Arkady went up the stairs two at a time, kicking bottles and debris aside. Taras was inside, at the bottom of the stairwell. Arkady knocked a loose bookcase down toward him. Copybooks fluttered down. Taras didn't have to shout to his brother where Arkady was. Anyone could hear.
Second floor. The music room. A piano leaning like a drunk against a loose keyboard. The tub-thumping sound of a drum accidentally kicked. All the notes a xylophone could make when stumbled into. A one-man band. Heavier feet on the stairs. Dymtrus. The next room was a flood of books, desks, children's benches. The door frame next to Arkady's head split open before he heard the shot. He javelined a bench down the hall and knew he had caught someone when he heard a curse. The last room was a nap center of dolls asleep on white beds. Arkady gathered a mattress around himself and dove through the glass of the window.

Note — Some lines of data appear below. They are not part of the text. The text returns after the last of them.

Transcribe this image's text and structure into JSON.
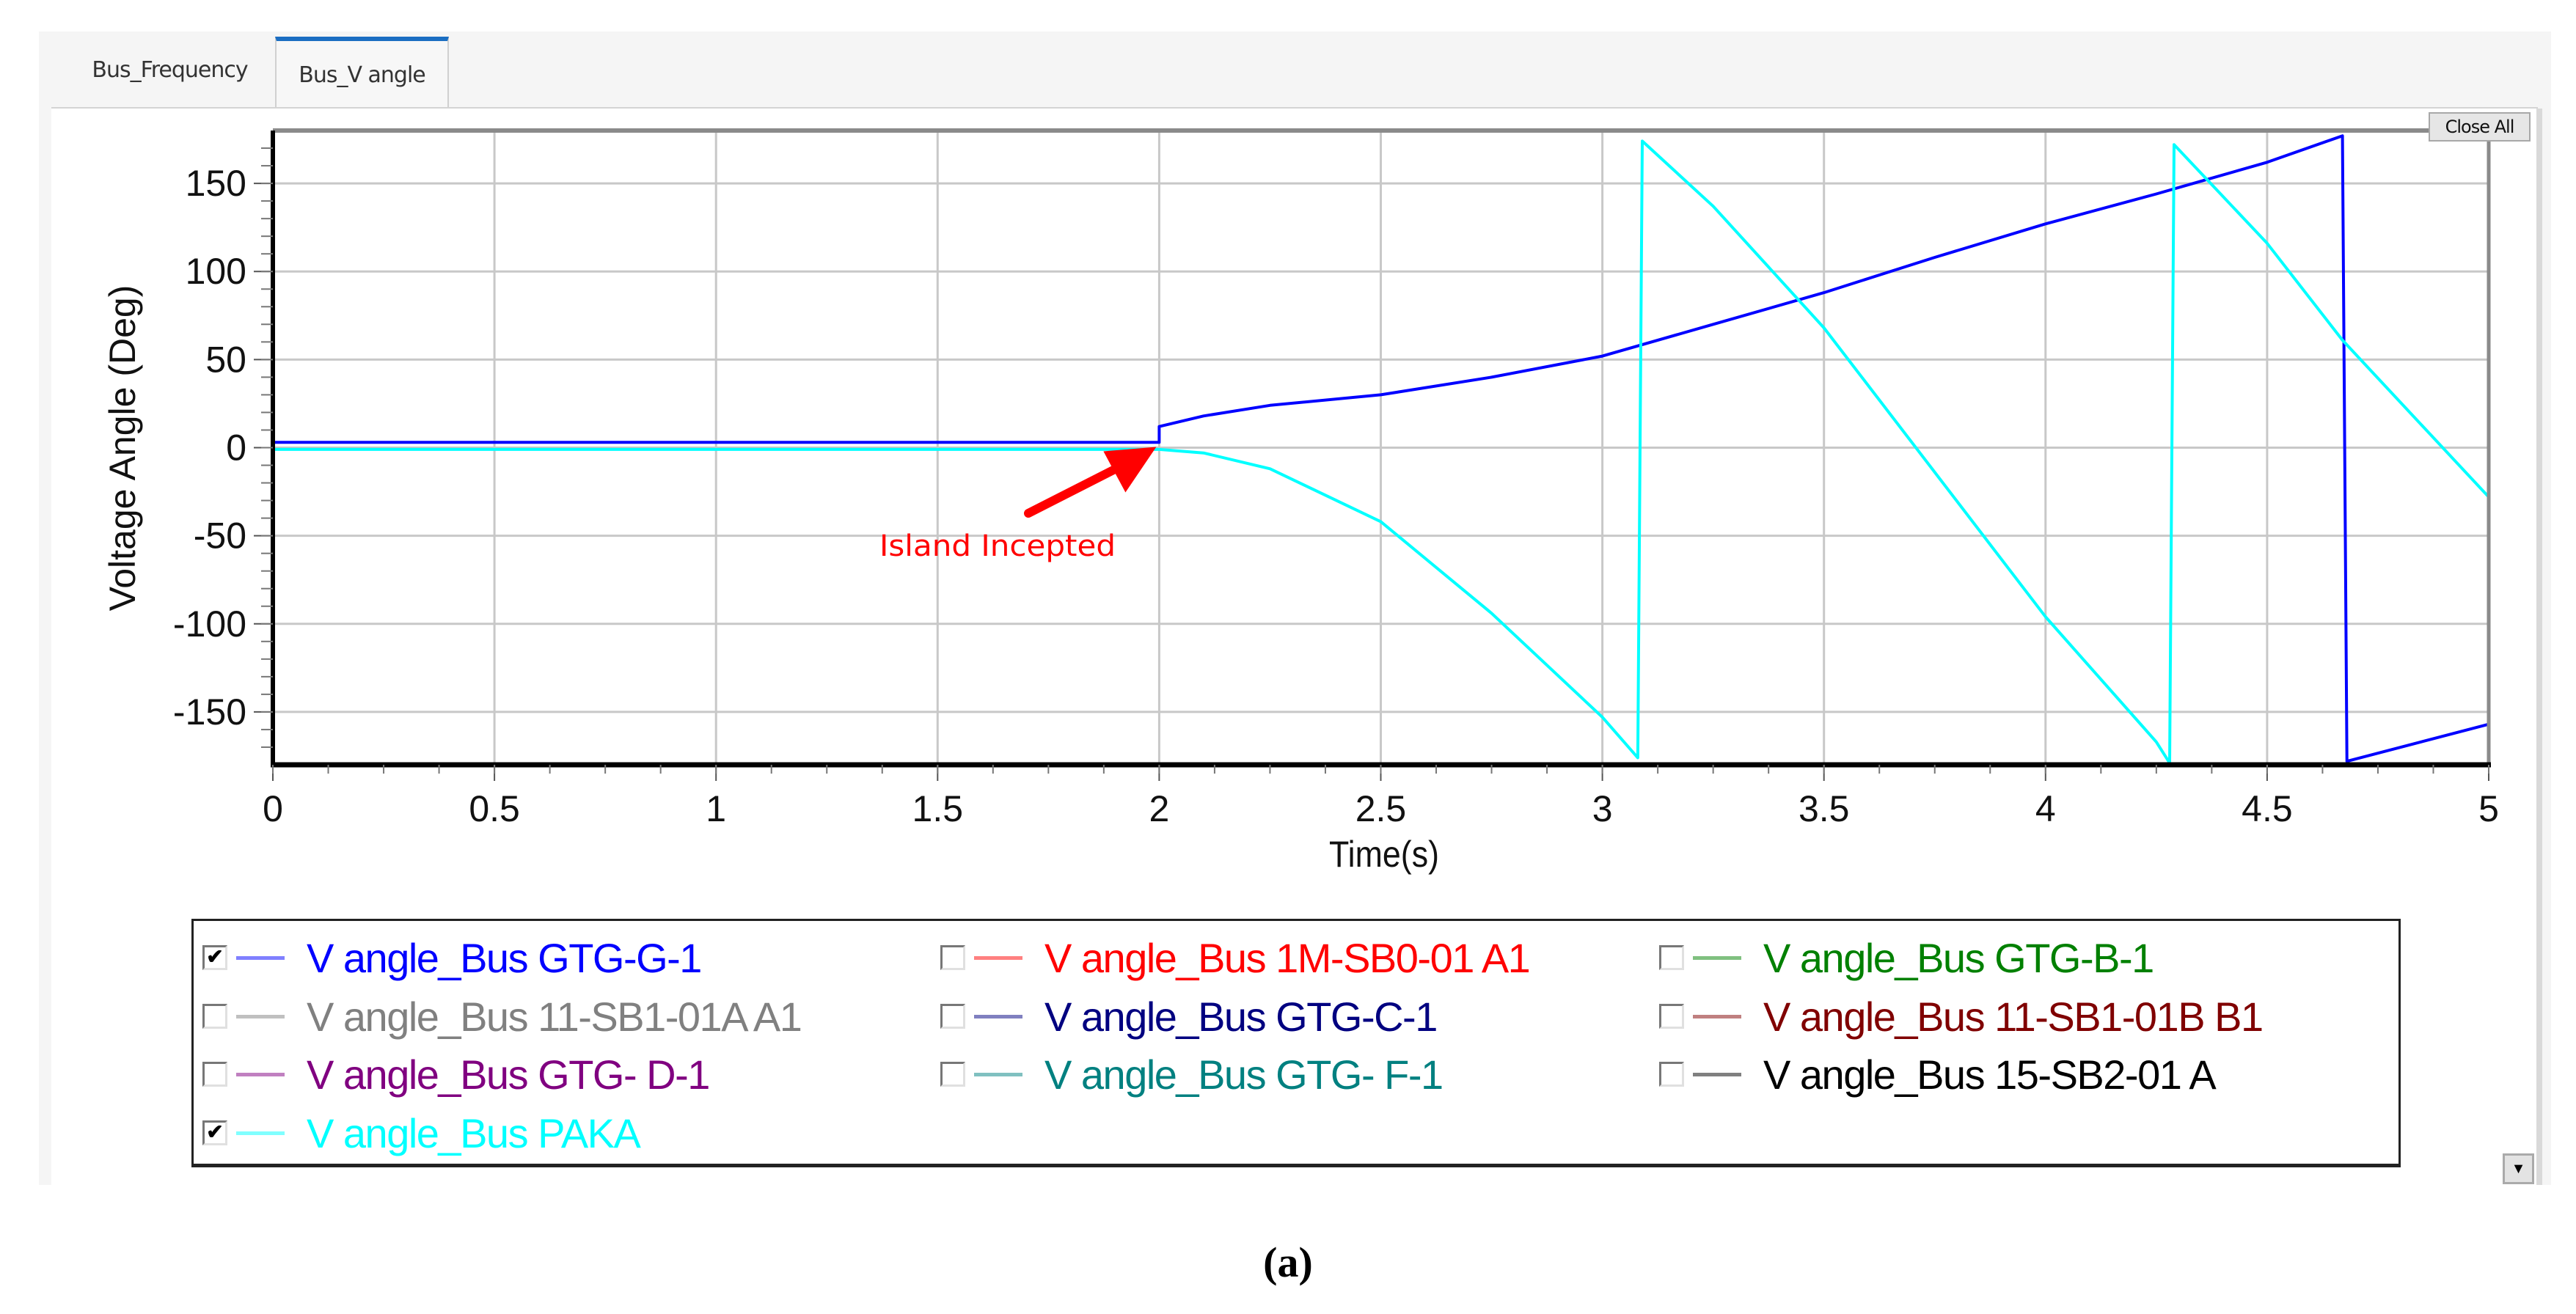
{
  "tabs": [
    {
      "label": "Bus_Frequency",
      "active": false
    },
    {
      "label": "Bus_V angle",
      "active": true
    }
  ],
  "toolbar": {
    "close_all_label": "Close All"
  },
  "annotation": {
    "text": "Island Incepted",
    "color": "#ff0000"
  },
  "legend": {
    "items": [
      {
        "label": "V angle_Bus GTG-G-1",
        "color": "#0000ff",
        "line_color": "#8080ff",
        "checked": true
      },
      {
        "label": "V angle_Bus 1M-SB0-01 A1",
        "color": "#ff0000",
        "line_color": "#ff8080",
        "checked": false
      },
      {
        "label": "V angle_Bus GTG-B-1",
        "color": "#008000",
        "line_color": "#80c080",
        "checked": false
      },
      {
        "label": "V angle_Bus 11-SB1-01A A1",
        "color": "#808080",
        "line_color": "#c0c0c0",
        "checked": false
      },
      {
        "label": "V angle_Bus GTG-C-1",
        "color": "#000080",
        "line_color": "#8080c0",
        "checked": false
      },
      {
        "label": "V angle_Bus 11-SB1-01B B1",
        "color": "#800000",
        "line_color": "#c08080",
        "checked": false
      },
      {
        "label": "V angle_Bus GTG- D-1",
        "color": "#800080",
        "line_color": "#c080c0",
        "checked": false
      },
      {
        "label": "V angle_Bus GTG- F-1",
        "color": "#008080",
        "line_color": "#80c0c0",
        "checked": false
      },
      {
        "label": "V angle_Bus 15-SB2-01 A",
        "color": "#000000",
        "line_color": "#808080",
        "checked": false
      },
      {
        "label": "V angle_Bus PAKA",
        "color": "#00ffff",
        "line_color": "#80ffff",
        "checked": true
      }
    ]
  },
  "caption": "(a)",
  "chart_data": {
    "type": "line",
    "title": "",
    "xlabel": "Time(s)",
    "ylabel": "Voltage Angle (Deg)",
    "xlim": [
      0,
      5
    ],
    "ylim": [
      -180,
      180
    ],
    "grid": true,
    "legend_position": "bottom",
    "x_ticks": [
      "0",
      "0.5",
      "1",
      "1.5",
      "2",
      "2.5",
      "3",
      "3.5",
      "4",
      "4.5",
      "5"
    ],
    "y_ticks": [
      "150",
      "100",
      "50",
      "0",
      "-50",
      "-100",
      "-150"
    ],
    "annotations": [
      {
        "text": "Island Incepted",
        "arrow_to": [
          2.0,
          0
        ],
        "color": "#ff0000"
      }
    ],
    "series": [
      {
        "name": "V angle_Bus GTG-G-1",
        "color": "#0000ff",
        "points": [
          [
            0,
            3
          ],
          [
            2.0,
            3
          ],
          [
            2.0,
            12
          ],
          [
            2.1,
            18
          ],
          [
            2.25,
            24
          ],
          [
            2.5,
            30
          ],
          [
            2.75,
            40
          ],
          [
            3.0,
            52
          ],
          [
            3.25,
            70
          ],
          [
            3.5,
            88
          ],
          [
            3.75,
            108
          ],
          [
            4.0,
            127
          ],
          [
            4.25,
            144
          ],
          [
            4.5,
            162
          ],
          [
            4.67,
            177
          ],
          [
            4.68,
            -178
          ],
          [
            5.0,
            -157
          ]
        ]
      },
      {
        "name": "V angle_Bus PAKA",
        "color": "#00ffff",
        "points": [
          [
            0,
            -1
          ],
          [
            2.0,
            -1
          ],
          [
            2.1,
            -3
          ],
          [
            2.25,
            -12
          ],
          [
            2.5,
            -42
          ],
          [
            2.75,
            -94
          ],
          [
            3.0,
            -153
          ],
          [
            3.08,
            -176
          ],
          [
            3.09,
            174
          ],
          [
            3.25,
            137
          ],
          [
            3.5,
            68
          ],
          [
            3.75,
            -14
          ],
          [
            4.0,
            -96
          ],
          [
            4.25,
            -167
          ],
          [
            4.28,
            -179
          ],
          [
            4.29,
            172
          ],
          [
            4.5,
            116
          ],
          [
            4.67,
            61
          ],
          [
            5.0,
            -28
          ]
        ]
      }
    ]
  }
}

He landed on his back between seesaws, rolled to the trees and crawled under a thorn bush, feeling a prick or two, also aware of blood running down the back of his neck and into his camos, but there was no time to take inventory. In the moonlight he saw the brothers scanning trees from the broken window. He thought he might get away. He would have at least the time it would take them to go the length of the hall, down the stairs and out the front while he went the opposite direction. But they were athletes. Dymtrus stepped up on the sill and jumped. He hit the mattress and rolled off. Taras followed suit, and they were close enough for Arkady to hear their breathing. Close enough to smell a mixture of vodka and cologne.